Rogers: Wherever possible, the SASB Standards include quantitative, industry-specific performance metrics that are commonly used to describe performance on key sustainability issues, and we leverage the longstanding work of many organizations—including GRI—to achieve this. The SASB takes this approach, in part, to deliver the most cost-effective solution possible for companies. Companies are already likely measuring many metrics in the SASB Standards because we reference indicators from more than 200 entities, including GRI, CDP, the EPA, OSHA, and the EEOC and IPIECA. The SASB and GRI have also committed to mapping our metrics to one another, which is a project we aim to complete in 2018, so increasing alignment is certainly on the horizon.

Mohin: In many cases, our standards are identical. In others, the SASB has defined disclosures that represent issues that are narrowly defined for certain industries. There is alignment work to be done in the third category where the two frameworks have similar disclosures with different characteristics. For this group, we are working together on a technical level with an aim to create better alignment.

Allison-Hope: Reporting on sustainability issues is still a fairly young discipline, and we are learning all the time about how to do it better. What is your message for companies trying to use both the GRI Standards and the SASB Standards at the same time today?

Mohin: There is already very broad uptake of the GRI reporting framework. Given this level of adoption, it’s likely that many of the companies that are reviewing the SASB disclosures already use GRI. Working together, GRI and SASB have identified a few companies that are utilizing both approaches. We aim to highlight these case studies to show other reporters how the standards can co-exist. 

Rogers: Neither GRI nor SASB are tick boxes—but they are both helpful in mastering sustainability. GRI helps you understand your various stakeholders—their interests and how you affect them. This makes you strong. SASB helps you identify and manage financially material issues that affect your business and therefore your investors.
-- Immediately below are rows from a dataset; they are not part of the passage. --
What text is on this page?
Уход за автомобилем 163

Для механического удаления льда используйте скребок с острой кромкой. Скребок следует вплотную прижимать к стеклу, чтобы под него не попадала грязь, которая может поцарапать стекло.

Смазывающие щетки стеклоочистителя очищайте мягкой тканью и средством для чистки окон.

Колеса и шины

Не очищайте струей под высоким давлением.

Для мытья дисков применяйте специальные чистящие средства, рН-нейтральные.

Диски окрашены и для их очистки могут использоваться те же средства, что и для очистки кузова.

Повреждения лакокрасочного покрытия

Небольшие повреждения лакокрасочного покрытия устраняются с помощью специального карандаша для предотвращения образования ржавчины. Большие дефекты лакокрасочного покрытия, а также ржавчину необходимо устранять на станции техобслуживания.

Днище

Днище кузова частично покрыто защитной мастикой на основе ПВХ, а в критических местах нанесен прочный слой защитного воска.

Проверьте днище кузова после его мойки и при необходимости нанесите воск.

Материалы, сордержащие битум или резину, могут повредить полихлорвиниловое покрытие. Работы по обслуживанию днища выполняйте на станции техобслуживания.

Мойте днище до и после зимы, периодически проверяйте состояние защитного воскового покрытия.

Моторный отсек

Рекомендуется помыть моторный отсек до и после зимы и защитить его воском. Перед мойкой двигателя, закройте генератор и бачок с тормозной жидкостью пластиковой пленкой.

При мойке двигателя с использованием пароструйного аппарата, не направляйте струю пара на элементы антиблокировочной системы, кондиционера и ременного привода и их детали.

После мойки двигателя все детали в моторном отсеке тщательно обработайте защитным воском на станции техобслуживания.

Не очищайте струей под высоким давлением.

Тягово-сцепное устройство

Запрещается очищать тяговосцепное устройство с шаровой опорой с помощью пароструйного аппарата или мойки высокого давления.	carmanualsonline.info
This makes you powerful. It’s good to be strong and powerful.   

Allison-Hope: What are the best ways for BSR member companies to provide input into the development of the GRI Standards and SASB Standards?

Rogers: Our doors are always open to BSR member companies, and we would love to hear from them. Getting involved requires only that you reach out and provide feedback. Our goal is to ensure that the standards reflect the needs and expertise of all users—specifically corporate issuers and investors—but we can only do so if they’re forthcoming with their insights and experiences.

We have a 90-day public comment period open through December 31, which is a great opportunity to provide input on proposed changes to the provisional standards prior to codification. Corporate professionals at BSR member companies can also consider joining the SASB Alliance to develop, share, and explore best practices in integrating material sustainability information into existing processes.

Mohin: As a multistakeholder organization, collaboration has always been at the heart of our work at GRI. We encourage BSR members and other interested parties to play an active role in our standard-setting process. Organizations of all types can join the GRI GOLD Community to become more deeply involved in all the work we do.

There are several ways for individuals to get involved in GRI’s Standards: Stakeholders can apply to become a part of GRI’s standard-setting process; they can submit comments during the consultation period; or at a minimum, anyone can listen live or to a recording of the Global Sustainability Standards Board (GSSB). GSSB is a fully independent body that promulgates the GRI Standards.

GRI released its full set of Standards in 2016. More recently, we have conducted a review of two standards on water and occupational safety. If all goes according to plan, we will release those updated standards in the second quarter of 2018. Over the next year, we plan to review a number of other standards.

Allison-Hope: Thank you, Jean and Tim. We are delighted by efforts toward increased standardization, alignment, and harmonization, and we look forward to working with BSR member companies using the GRI and the SASB standards in combination. We will be sure to share lessons learned along the way.